The feature extraction is described about the characteristics of an image. It is one of the important components for any recognition system, since the classification/recognition accuracy is depending on the features. Here zone based pixel density features are used for handwritten and printed Kannada numerals and vowels for recognition. All preprocessed images are normalized into 32 x 32 pixels. The normalization is carried out by using bilinear technique. Then normalized image is divided into 64 zones and pixel density is calculated for each zone, there by generating 64 features. These 64 features are fed to SVM classifier for classification of images. The experiment is also carried out by considering large size zones, but it failed to capture the local information of the image.
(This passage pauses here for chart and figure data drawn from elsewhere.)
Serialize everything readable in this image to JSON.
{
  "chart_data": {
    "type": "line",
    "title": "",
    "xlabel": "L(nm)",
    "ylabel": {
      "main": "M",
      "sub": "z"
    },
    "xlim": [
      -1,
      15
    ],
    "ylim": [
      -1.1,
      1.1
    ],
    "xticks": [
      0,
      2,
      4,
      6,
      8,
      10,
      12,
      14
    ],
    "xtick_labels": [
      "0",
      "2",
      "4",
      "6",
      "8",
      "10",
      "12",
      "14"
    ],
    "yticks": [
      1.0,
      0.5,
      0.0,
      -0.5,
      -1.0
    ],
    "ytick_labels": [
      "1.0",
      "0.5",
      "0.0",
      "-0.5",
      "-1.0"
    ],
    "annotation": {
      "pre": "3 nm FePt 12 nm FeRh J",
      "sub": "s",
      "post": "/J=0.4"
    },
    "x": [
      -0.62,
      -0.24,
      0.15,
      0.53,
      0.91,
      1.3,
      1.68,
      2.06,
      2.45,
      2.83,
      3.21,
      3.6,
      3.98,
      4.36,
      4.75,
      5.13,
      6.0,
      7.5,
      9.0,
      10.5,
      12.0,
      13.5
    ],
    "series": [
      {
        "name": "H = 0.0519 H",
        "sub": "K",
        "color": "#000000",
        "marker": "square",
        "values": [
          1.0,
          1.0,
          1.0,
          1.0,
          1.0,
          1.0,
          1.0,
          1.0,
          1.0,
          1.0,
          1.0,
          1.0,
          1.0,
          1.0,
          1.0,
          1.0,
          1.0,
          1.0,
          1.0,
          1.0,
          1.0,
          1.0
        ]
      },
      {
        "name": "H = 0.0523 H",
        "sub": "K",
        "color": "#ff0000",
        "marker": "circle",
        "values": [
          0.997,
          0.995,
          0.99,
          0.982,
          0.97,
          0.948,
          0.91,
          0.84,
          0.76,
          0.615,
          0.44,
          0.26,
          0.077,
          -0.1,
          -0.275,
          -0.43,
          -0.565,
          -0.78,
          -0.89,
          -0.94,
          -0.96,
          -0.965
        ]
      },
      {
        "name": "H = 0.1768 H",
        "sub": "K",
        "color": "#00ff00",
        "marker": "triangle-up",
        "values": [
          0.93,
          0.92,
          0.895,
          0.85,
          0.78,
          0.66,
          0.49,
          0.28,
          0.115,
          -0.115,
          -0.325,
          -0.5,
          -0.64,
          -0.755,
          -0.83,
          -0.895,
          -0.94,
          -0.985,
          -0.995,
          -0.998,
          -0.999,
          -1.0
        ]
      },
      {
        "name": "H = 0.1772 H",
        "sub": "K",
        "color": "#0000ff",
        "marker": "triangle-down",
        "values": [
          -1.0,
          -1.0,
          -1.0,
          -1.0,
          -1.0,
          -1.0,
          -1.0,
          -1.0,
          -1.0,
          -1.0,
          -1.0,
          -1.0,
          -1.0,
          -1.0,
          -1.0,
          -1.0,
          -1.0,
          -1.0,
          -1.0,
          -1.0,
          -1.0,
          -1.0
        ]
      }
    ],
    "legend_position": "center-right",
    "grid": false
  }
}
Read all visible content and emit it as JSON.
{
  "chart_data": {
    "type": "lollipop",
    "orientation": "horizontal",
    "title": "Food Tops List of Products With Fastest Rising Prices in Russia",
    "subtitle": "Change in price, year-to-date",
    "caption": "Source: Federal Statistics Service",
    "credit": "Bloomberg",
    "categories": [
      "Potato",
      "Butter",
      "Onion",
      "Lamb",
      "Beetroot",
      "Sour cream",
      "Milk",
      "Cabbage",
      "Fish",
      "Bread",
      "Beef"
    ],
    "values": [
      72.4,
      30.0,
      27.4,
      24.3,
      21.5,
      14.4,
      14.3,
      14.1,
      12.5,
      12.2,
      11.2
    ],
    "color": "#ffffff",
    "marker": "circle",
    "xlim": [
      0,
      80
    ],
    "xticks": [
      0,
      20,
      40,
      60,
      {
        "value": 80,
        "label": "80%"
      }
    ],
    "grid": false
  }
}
Hence we have fixed the size as 8 x 8 for experimentation as the optimal size and it gives better results.
Algorithm: Handwritten and Printed Kannada Numerals and Vowels.
Input: Mixture of Preprocessed numerals/vowels Output: Recognize numeral/vowel

Begin

1. The normalized numeral/vowel image is divided into 64 zones.
2. The pixel density is computed between each of 64 zones.
3. For empty zones, zero value is assigned.
4. Create a feature vector of size 64.
5. SVM Classifier with 5 Fold cross validation test is carried out to recognize an image as the Kannada Numeral/Vowel.

End

The [Fig-5] shows the sample handwritten Kannada Vowel image divided into 8 x 8 zones.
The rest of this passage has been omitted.